Fruit of Betrayal
The papaya sat on the kitchen counter, its yellow skin mottled with brown spots, ripening toward rot. Just like my marriage.
Marcus brought it home yesterday, something about trying to eat healthier, trying to be better. But the papaya had been sitting there untouched for three days, and so had his wedding vows.
Our golden retriever, Buster, nudged my hand with his wet nose. He'd been glued to my side since Marcus moved out two weeks ago. Animals know. They always know before we do.
I'd found the burner phone in Marcus's coat pocket—a sleek black thing with no contacts, just a single number dialed forty-seven times in the past month. A detective friend ran the number for me. No results. Untraceable.
That's when the paranoia set in. I started noticing things: the late nights, the vague business trips, the way his eyes would dart toward his phone whenever it buzzed. I became a spy in my own marriage, checking his pockets while he showered, memorizing his passwords, tracking his location through the find-my-phone feature he'd forgotten to disable.
I followed him last Tuesday to a coffee shop in Georgetown. Watched him meet a woman—blonde, polished, expensive-looking. They talked for forty minutes. No touching. No obvious intimacy. But the way she handed him an envelope, the way he slipped it into his jacket like it was contraband...
The papaya's scent filled the kitchen—sweet, cloying, like secrets going bad. I cut it open. The flesh was orange and perfect inside, speckled with black seeds.
That's when Buster started barking at the door. Marcus's key in the lock. He came in, looking exhausted, looking like the man I'd married ten years ago.
"We need to talk," he said.
"I know," I answered.
He sat at the kitchen table, put his head in his hands. "I've been offered a position with the State Department. Counterintelligence. The last month—the training, the meetings—it was all vetting. Security clearance."

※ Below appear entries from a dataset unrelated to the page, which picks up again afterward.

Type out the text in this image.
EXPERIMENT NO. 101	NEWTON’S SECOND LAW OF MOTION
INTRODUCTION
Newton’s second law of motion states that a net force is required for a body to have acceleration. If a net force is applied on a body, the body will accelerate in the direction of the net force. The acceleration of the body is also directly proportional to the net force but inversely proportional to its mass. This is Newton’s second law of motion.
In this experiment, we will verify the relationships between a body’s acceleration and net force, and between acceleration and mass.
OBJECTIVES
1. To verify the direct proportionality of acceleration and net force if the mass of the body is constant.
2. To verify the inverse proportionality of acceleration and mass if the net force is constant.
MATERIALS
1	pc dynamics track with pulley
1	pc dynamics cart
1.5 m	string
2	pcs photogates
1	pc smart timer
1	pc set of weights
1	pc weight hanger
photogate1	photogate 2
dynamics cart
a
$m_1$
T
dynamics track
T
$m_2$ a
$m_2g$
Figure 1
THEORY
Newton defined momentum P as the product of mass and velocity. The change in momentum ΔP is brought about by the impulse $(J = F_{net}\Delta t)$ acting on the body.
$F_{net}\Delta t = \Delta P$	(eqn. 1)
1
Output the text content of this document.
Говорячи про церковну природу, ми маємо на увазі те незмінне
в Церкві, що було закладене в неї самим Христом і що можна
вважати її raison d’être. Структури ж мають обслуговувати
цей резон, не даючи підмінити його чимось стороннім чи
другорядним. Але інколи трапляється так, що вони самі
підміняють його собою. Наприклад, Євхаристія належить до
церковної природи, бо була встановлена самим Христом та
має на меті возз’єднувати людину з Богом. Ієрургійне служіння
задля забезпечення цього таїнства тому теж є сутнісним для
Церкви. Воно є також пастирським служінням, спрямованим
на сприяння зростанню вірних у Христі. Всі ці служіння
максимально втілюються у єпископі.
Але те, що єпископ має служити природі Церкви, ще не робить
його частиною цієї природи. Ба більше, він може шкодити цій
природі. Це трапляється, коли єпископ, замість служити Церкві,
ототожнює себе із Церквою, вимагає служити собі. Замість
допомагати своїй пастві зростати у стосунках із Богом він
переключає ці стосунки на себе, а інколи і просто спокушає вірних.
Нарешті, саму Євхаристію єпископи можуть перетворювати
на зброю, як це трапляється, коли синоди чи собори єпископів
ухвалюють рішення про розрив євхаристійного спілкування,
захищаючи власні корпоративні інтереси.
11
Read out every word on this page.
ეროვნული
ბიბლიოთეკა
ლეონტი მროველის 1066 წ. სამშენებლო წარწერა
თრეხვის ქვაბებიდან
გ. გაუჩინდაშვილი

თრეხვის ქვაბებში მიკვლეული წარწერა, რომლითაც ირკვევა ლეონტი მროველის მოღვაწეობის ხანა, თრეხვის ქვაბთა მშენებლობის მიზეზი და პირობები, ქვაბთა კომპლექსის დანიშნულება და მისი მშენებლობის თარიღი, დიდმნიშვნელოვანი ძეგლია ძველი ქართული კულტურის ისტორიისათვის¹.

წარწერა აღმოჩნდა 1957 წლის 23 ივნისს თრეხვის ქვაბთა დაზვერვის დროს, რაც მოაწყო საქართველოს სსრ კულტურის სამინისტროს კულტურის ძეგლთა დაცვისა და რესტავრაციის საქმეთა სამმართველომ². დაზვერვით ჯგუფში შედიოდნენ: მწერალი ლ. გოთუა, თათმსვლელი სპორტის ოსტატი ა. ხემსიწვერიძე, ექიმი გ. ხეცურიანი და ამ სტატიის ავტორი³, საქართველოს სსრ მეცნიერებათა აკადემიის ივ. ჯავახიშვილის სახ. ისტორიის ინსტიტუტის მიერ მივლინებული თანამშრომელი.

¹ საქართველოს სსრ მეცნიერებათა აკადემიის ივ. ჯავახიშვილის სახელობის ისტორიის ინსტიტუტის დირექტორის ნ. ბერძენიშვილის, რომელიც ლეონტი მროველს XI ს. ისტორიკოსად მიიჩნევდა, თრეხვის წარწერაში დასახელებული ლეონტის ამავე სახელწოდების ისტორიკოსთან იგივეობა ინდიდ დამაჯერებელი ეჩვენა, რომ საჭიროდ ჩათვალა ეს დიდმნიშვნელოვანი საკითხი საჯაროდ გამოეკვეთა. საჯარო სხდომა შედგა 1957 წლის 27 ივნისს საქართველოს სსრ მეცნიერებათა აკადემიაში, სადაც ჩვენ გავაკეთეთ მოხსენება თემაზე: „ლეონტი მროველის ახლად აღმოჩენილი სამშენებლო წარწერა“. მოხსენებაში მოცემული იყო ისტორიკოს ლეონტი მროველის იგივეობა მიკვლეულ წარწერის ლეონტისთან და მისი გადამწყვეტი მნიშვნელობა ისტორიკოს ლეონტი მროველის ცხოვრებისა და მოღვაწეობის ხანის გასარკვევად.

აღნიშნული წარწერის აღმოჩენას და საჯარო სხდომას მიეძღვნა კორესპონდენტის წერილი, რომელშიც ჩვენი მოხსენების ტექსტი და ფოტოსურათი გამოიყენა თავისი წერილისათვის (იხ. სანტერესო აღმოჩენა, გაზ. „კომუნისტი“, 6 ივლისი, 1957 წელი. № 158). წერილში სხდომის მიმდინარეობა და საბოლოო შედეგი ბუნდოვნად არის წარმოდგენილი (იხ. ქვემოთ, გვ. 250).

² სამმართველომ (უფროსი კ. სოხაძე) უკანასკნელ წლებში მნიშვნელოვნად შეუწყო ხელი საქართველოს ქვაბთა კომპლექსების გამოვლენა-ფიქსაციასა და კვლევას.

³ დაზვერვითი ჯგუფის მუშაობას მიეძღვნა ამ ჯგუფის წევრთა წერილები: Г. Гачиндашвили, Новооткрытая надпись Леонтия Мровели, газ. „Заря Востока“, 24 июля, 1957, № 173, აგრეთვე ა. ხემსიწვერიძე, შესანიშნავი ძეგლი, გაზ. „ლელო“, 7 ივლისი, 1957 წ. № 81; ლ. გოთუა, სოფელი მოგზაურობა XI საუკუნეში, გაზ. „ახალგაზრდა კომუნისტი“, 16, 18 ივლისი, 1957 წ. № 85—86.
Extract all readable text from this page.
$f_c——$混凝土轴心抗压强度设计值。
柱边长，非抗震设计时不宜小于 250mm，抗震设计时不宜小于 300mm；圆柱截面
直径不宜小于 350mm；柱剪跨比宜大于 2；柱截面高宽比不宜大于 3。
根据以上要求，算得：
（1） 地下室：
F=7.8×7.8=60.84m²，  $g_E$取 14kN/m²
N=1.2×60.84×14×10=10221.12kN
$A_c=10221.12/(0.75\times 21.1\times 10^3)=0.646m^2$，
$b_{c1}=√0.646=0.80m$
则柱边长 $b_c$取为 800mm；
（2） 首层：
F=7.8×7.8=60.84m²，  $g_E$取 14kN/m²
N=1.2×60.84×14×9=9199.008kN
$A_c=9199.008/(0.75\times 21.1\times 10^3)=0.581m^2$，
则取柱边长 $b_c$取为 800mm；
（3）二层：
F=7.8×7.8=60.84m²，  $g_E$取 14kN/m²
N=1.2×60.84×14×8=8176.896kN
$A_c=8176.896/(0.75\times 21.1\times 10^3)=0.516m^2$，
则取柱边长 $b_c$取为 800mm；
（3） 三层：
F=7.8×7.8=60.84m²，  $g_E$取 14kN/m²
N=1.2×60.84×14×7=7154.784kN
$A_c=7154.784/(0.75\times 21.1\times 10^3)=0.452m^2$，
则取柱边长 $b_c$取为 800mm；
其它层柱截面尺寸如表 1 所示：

He looked up, and I saw the truth in his eyes. Not another woman. Not a midlife crisis.
"They wanted to make sure you weren't a vulnerability, Sarah. They've been watching us. That's why I had to be distant. I couldn't put you at risk."
The papaya sat between us on the table, innocent and foreign. Buster curled at my feet, loyal and confused.
"So what happens now?" I asked.
"That depends," Marcus said quietly. "On whether you can live with a husband who sometimes can't tell you where he's been. Who sometimes has to lie to keep you safe."
I looked at the papaya seeds scattered across the cutting board. Life inside the fruit, waiting to become something new.
"Buster needs a walk," I said. "We can talk when you get back."
Marcus smiled. Just a little.
Some marriages ripen. Some rot. And some—some just need time to figure out which they'll be.